Le VirScan offre donc une alternative aux dépistages connus, ces derniers étant seulement capables de repérer les virus de manière individuelle. Ayant fait l’objet d’une publication dans la revue Science le 4 juin 2015, le VirScan serait capable de mettre en exergue des facteurs inattendus touchant à la santé d’un patient. Ce nouveau procédé serait d’ailleurs très bon marché (25 dollars par échantillon de sang testé) et pourrait incarner une certaine capacité d’analyse et de comparaison des maladies virales au sein d’une large population.
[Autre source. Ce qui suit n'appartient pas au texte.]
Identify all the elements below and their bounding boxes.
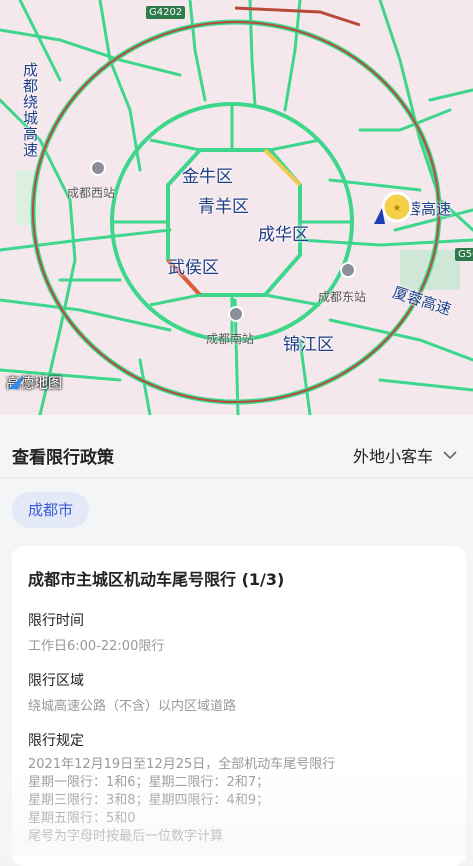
time-value: 工作日6:00-22:00限行 xyxy=(28,639,165,654)
location-marker-icon[interactable]: ★ xyxy=(371,190,415,230)
divider xyxy=(0,477,473,478)
rule-line: 2021年12月19日至12月25日，全部机动车尾号限行 xyxy=(28,757,336,772)
rule-line: 星期一限行：1和6；星期二限行：2和7； xyxy=(28,775,270,790)
restriction-panel: 查看限行政策 外地小客车 成都市 成都市主城区机动车尾号限行 (1/3) 限行时… xyxy=(0,415,473,866)
district-label-jinniu[interactable]: 金牛区 xyxy=(182,162,233,187)
district-label-chenghua[interactable]: 成华区 xyxy=(258,220,309,245)
train-station-icon[interactable] xyxy=(340,262,356,278)
rule-text: 2021年12月19日至12月25日，全部机动车尾号限行 星期一限行：1和6；星… xyxy=(28,756,450,846)
rule-line: 星期三限行：3和8；星期四限行：4和9； xyxy=(28,793,270,808)
station-label-west[interactable]: 成都西站 xyxy=(67,184,115,201)
amap-logo-icon xyxy=(8,375,24,389)
restriction-card: 成都市主城区机动车尾号限行 (1/3) 限行时间 工作日6:00-22:00限行… xyxy=(12,546,466,866)
district-label-jinjiang[interactable]: 锦江区 xyxy=(283,330,334,355)
district-label-wuhou[interactable]: 武侯区 xyxy=(168,253,219,278)
train-station-icon[interactable] xyxy=(90,160,106,176)
time-label: 限行时间 xyxy=(28,613,84,629)
panel-title: 查看限行政策 xyxy=(12,448,114,468)
train-station-icon[interactable] xyxy=(228,306,244,322)
amap-logo: 高德地图 xyxy=(6,373,62,393)
card-title: 成都市主城区机动车尾号限行 (1/3) xyxy=(28,570,285,589)
road-label-ring-expressway: 成都绕城高速 xyxy=(21,62,39,158)
city-chip[interactable]: 成都市 xyxy=(12,492,90,528)
rule-line: 尾号为字母时按最后一位数字计算 xyxy=(28,829,224,844)
area-value: 绕城高速公路（不含）以内区域道路 xyxy=(28,699,237,714)
station-label-south[interactable]: 成都南站 xyxy=(206,330,254,347)
svg-text:★: ★ xyxy=(393,203,402,214)
district-label-qingyang[interactable]: 青羊区 xyxy=(198,192,249,217)
rule-label: 限行规定 xyxy=(28,733,84,749)
map-view[interactable]: G4202 G50 成都绕城高速 蓉高速 厦蓉高速 金牛区 青羊区 成华区 武侯… xyxy=(0,0,473,415)
vehicle-type-dropdown[interactable]: 外地小客车 xyxy=(353,443,461,467)
highway-badge: G50 xyxy=(455,248,473,261)
highway-badge: G4202 xyxy=(146,6,186,19)
vehicle-type-label: 外地小客车 xyxy=(352,447,433,466)
area-label: 限行区域 xyxy=(28,673,84,689)
station-label-east[interactable]: 成都东站 xyxy=(318,288,366,305)
chevron-down-icon xyxy=(443,451,457,460)
rule-line: 星期五限行：5和0 xyxy=(28,811,136,826)
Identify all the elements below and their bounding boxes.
Les chercheurs américains ont déjà utilisé le VirScan pour tester le sang de plus de 500 personnes dans quatre pays dans des zones géographiques variées : les États-Unis, le Pérou, l’Afrique du Sud et la Thaïlande. Il n’existe pas moins de 206 espèces de virus que l’homme peut contracter, et le VirScan cherche les anticorps leur correspondant. En effet, le système immunitaire humain augmente drastiquement sa production de nouveaux anticorps lorsqu’il cherche à se défendre pour la première fois face à un virus donné, mais poursuit cette production durant des années (voire des dizaines d’années) après l’infection du corps par ce même virus.

Le VirScan a été élaboré par la collecte d’environ 93 000 fragments d’ADN codant des segments des protéines virales, puis par l’insertion de ces fragments dans des virus bactériophages, s’attaquant donc seulement aux bactéries. Les bactéries en tant que groupe, contiennent l’intégralité des fragments de protéines trouvées dans plus de 1000 souches de virus connus chez l’homme. Dans le sang, les anticorps dénichent leurs cibles en reconnaissant leurs caractéristiques uniques et connues nommées « épitopes », se trouvant dans les protéines à la surface du virus.

« Cela a vraiment bien marché… avec une sensibilité à chaque signature virale dans le sang de 95 à 100 % et sans aucun faux-positif », indique Stephen Elledge.

La méthode VirScan a nécessite une vérification afin de prouver sa viabilité et dénicher d’éventuels faux-positifs. Les chercheurs ont ainsi appliqué ce test à des échantillons de sang prélevés sur des malades du Sida (VIH) et de l’hépatite C.

« Cela a conforté notre confiance que nous pouvons détecter d’autres virus… » poursuit Stephen Elledge.

Ainsi, exactement 569 patients ont participé à l’étude de l’Institut médical Howard Hughes, cette dernière ayant passé en revu près de 100 millions d’anticorps potentiels. Une découverte permet une certaine avancée : chaque individu possède des anticorps traduisant une présence actuelle ou antérieure d’une dizaine de souches virales diverses. Les scientifiques semblent d’accord sur le fait que cette approche pourrait servir à déceler les anticorps qui s’attaquent directement aux tissus de l’organisme, comme dans le cadre de maladies auto-immunes en lien avec le cancer.